A study from the National Sleep Foundation explains that if you’ve been awake for 24 hours, it’s equivalent to having a blood alcohol content of .10, which is higher than the .08 the legal limit. Although there is no test for drowsiness, video analysis by AAA found that nearly 10% of accidents were caused by drivers that were drowsy or falling asleep behind the wheel.
Even though directions on most sleep aids advise users not to operate a vehicle unless they can get a full 7 to 8 hours of sleep, it is reported that one in five Americans who took prescription sleep aids drove a car within 7 hours of taking their medications. Grogginess and slower reaction times are the end result.
How to Prevent Drowsy Driving
Drowsiness is dangerous, often leading to the need for legal representation like these personal injury attorneys at Easton & Easton. Before you get behind the wheel, there are steps you can take to help ensure that you’re not drowsy driving.
Get Enough Sleep
According to the CDC, the average adult needs at least 7 hours of sleep per night. Make sure you’re leaving enough time to rest up, especially during long trips. Even if you’ve gotten enough sleep, long drives can cause a lull of sleepiness. If you’re feeling tired, find a spot to pull over and stretch or rest your eyes.
Know When to Talk to your Doctor
If you’re giving yourself plenty of time to sleep at night, but you’re still waking up feeling groggy or drowsy, you may have a sleep disorder. Other symptoms may include waking up frequently throughout the night, snoring, and restlessness.
How to Stay More Alert
Driving with a companion is a good idea. Not only will your passenger help you stay alert by engaging in conversation, but they can also provide a second set of eyes and let you know if you’re driving poorly or when you need to take a break. Furthermore, your licensed passenger can take over for you if need be.
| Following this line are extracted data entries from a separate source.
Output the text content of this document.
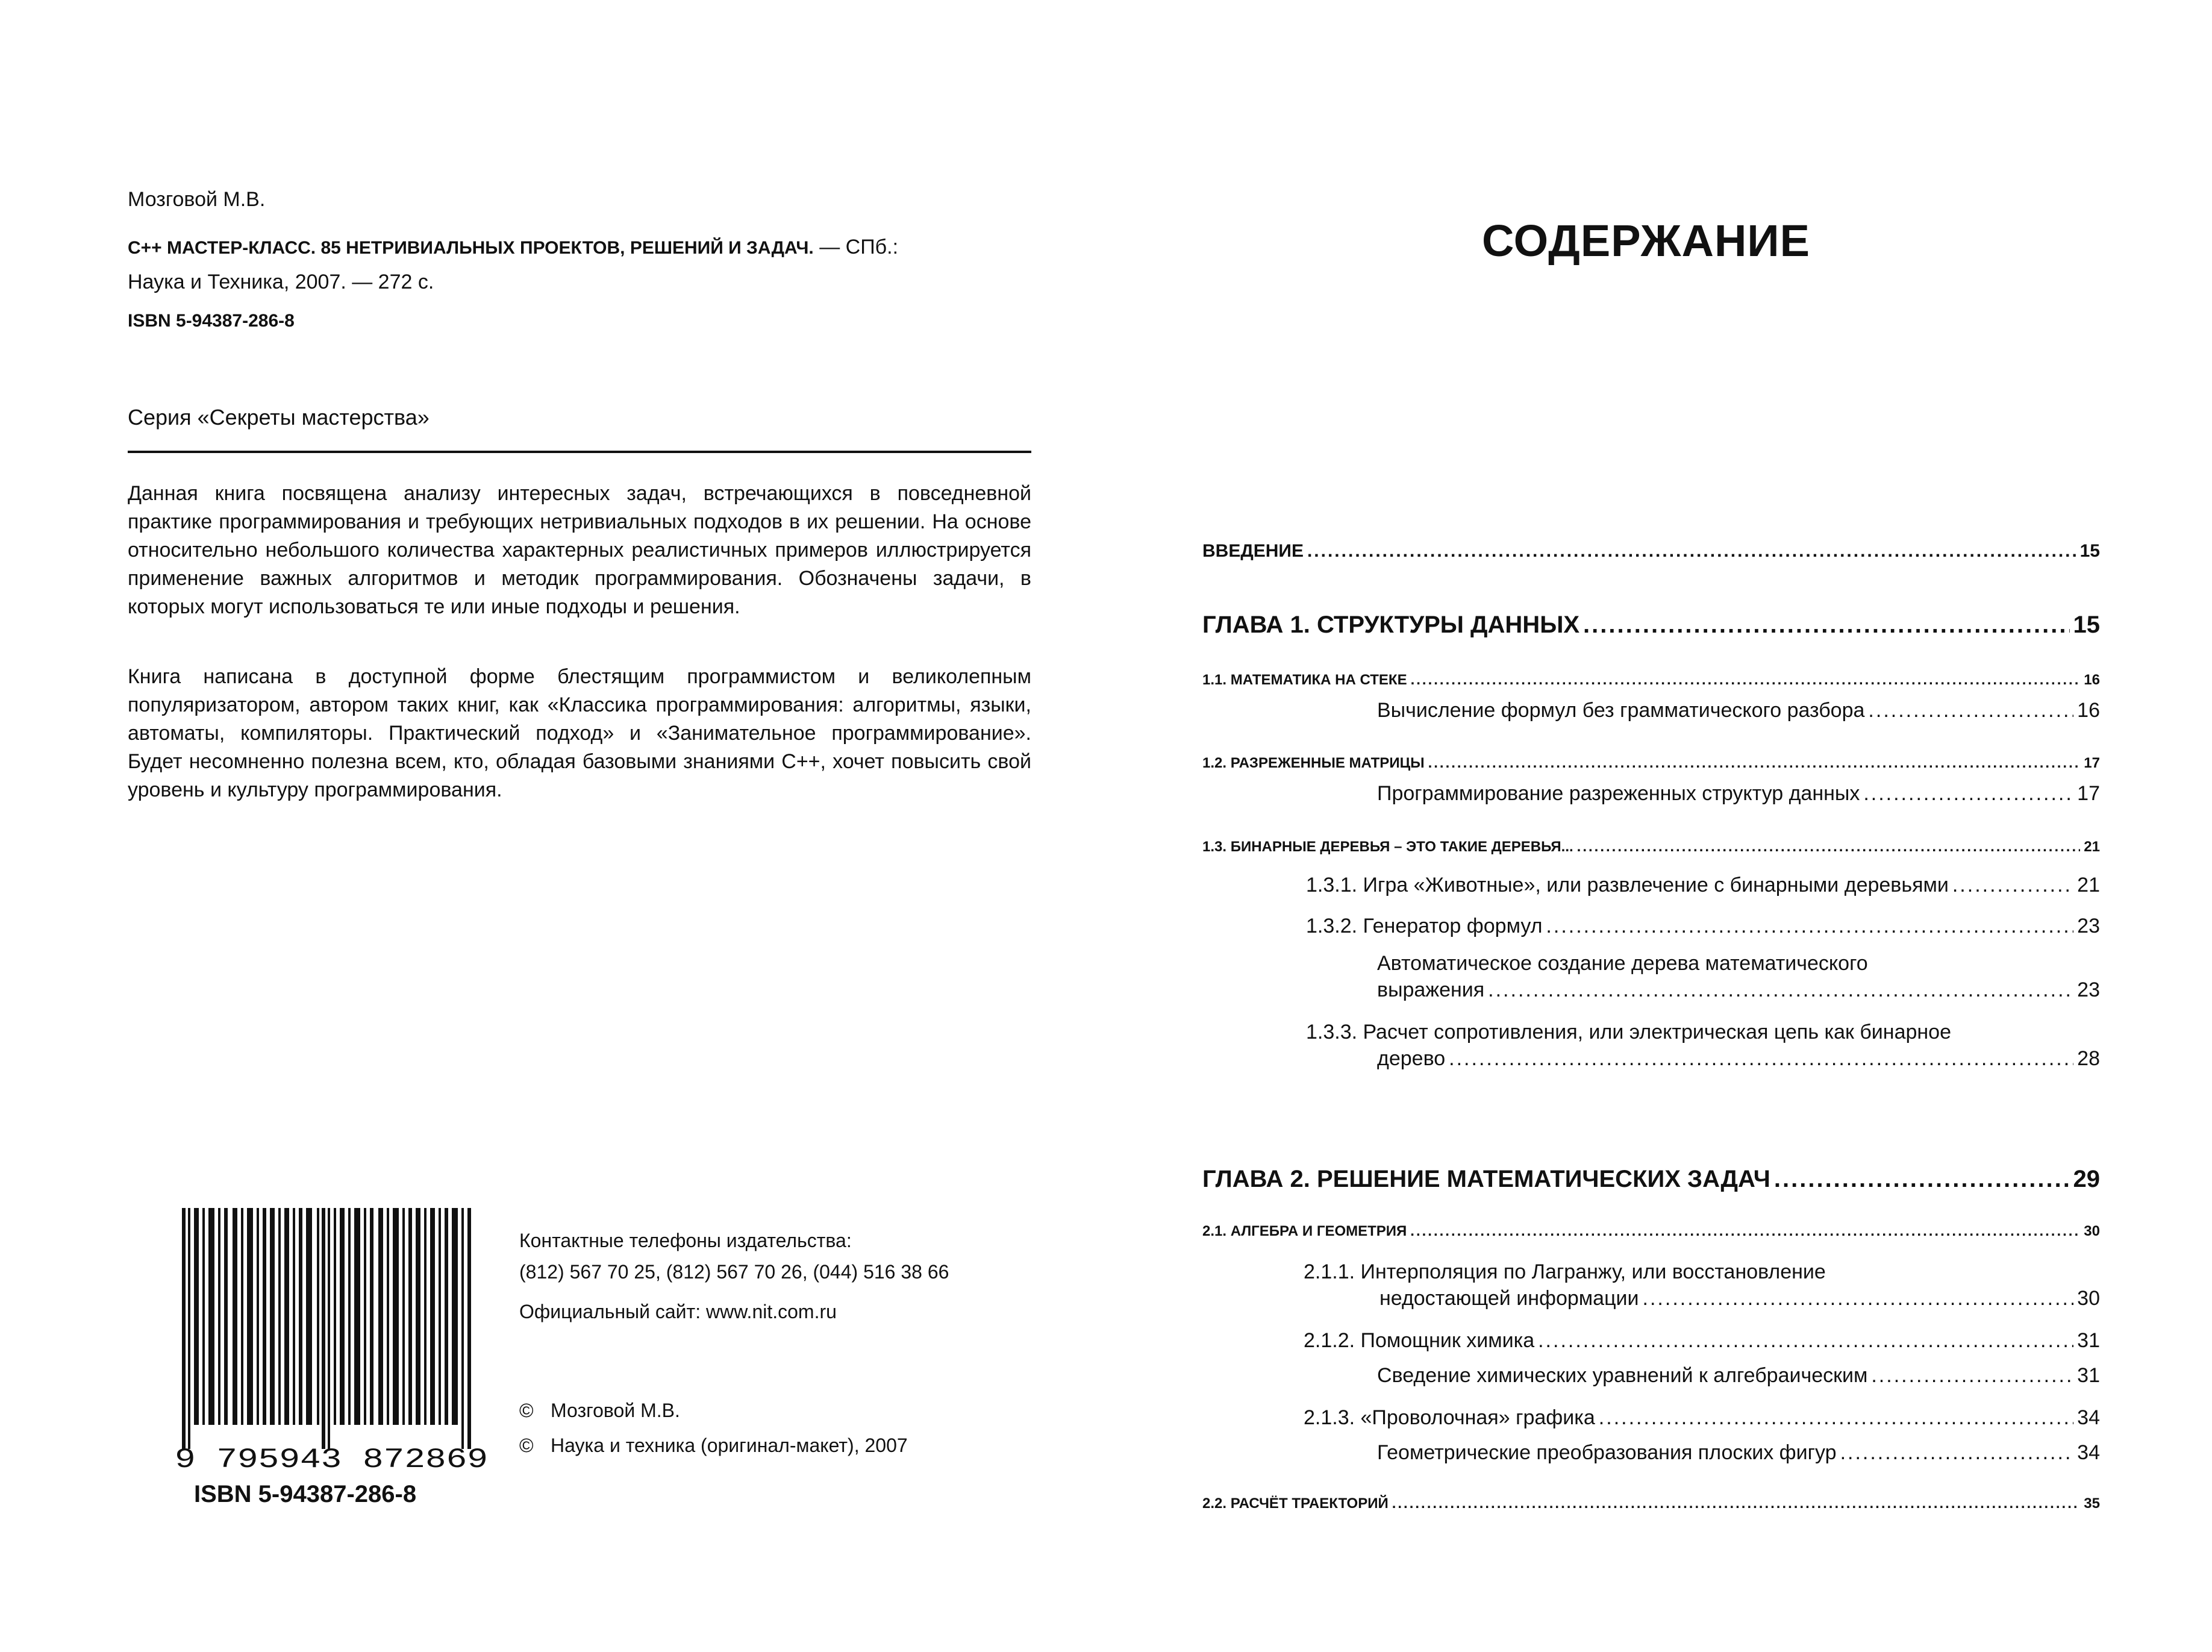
Мозговой М.В.
C++ МАСТЕР-КЛАСС. 85 НЕТРИВИАЛЬНЫХ ПРОЕКТОВ, РЕШЕНИЙ И ЗАДАЧ. — СПб.:
Наука и Техника, 2007. — 272 с.
ISBN 5-94387-286-8
Серия «Секреты мастерства»
Данная книга посвящена анализу интересных задач, встречающихся в повседневной практике программирования и требующих нетривиальных подходов в их решении. На основе относительно небольшого количества характерных реалистичных примеров иллюстрируется применение важных алгоритмов и методик программирования. Обозначены задачи, в которых могут использоваться те или иные подходы и решения.
Книга написана в доступной форме блестящим программистом и великолепным популяризатором, автором таких книг, как «Классика программирования: алгоритмы, языки, автоматы, компиляторы. Практический подход» и «Занимательное программирование». Будет несомненно полезна всем, кто, обладая базовыми знаниями C++, хочет повысить свой уровень и культуру программирования.
9 795943 872869
ISBN 5-94387-286-8
Контактные телефоны издательства:
(812) 567 70 25, (812) 567 70 26, (044) 516 38 66
Официальный сайт: www.nit.com.ru
© Мозговой М.В.
© Наука и техника (оригинал-макет), 2007
СОДЕРЖАНИЕ
ВВЕДЕНИЕ .....	15
ГЛАВА 1. СТРУКТУРЫ ДАННЫХ .....	15
1.1. МАТЕМАТИКА НА СТЕКЕ .....	16
Вычисление формул без грамматического разбора .....	16
1.2. РАЗРЕЖЕННЫЕ МАТРИЦЫ .....	17
Программирование разреженных структур данных .....	17
1.3. БИНАРНЫЕ ДЕРЕВЬЯ – ЭТО ТАКИЕ ДЕРЕВЬЯ... .....	21
1.3.1. Игра «Животные», или развлечение с бинарными деревьями .....	21
1.3.2. Генератор формул .....	23
Автоматическое создание дерева математического
выражения .....	23
1.3.3. Расчет сопротивления, или электрическая цепь как бинарное
дерево .....	28
ГЛАВА 2. РЕШЕНИЕ МАТЕМАТИЧЕСКИХ ЗАДАЧ .....	29
2.1. АЛГЕБРА И ГЕОМЕТРИЯ .....	30
2.1.1. Интерполяция по Лагранжу, или восстановление
недостающей информации .....	30
2.1.2. Помощник химика .....	31
Сведение химических уравнений к алгебраическим .....	31
2.1.3. «Проволочная» графика .....	34
Геометрические преобразования плоских фигур .....	34
2.2. РАСЧЁТ ТРАЕКТОРИЙ .....	35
It is recommended that all drivers take a break at least every two hours. Other signs that you need to take a break are frequent blinking and yawning, drifting from your lane, and missing a road sign or exit. If you are unable to remember last few miles you’ve driven, that’s a clear sign you need to pull over.
Get Some Caffeine
If you have no choice and must keep driving, consuming caffeine may help you feel more alert and awake. It’s recommended that a person get about 150 mg of caffeine. The best choice for perking you up is a cup of coffee, which contains 95 mg per 8 oz., compared to a can of soda that contains only about 46 mg. of caffeine.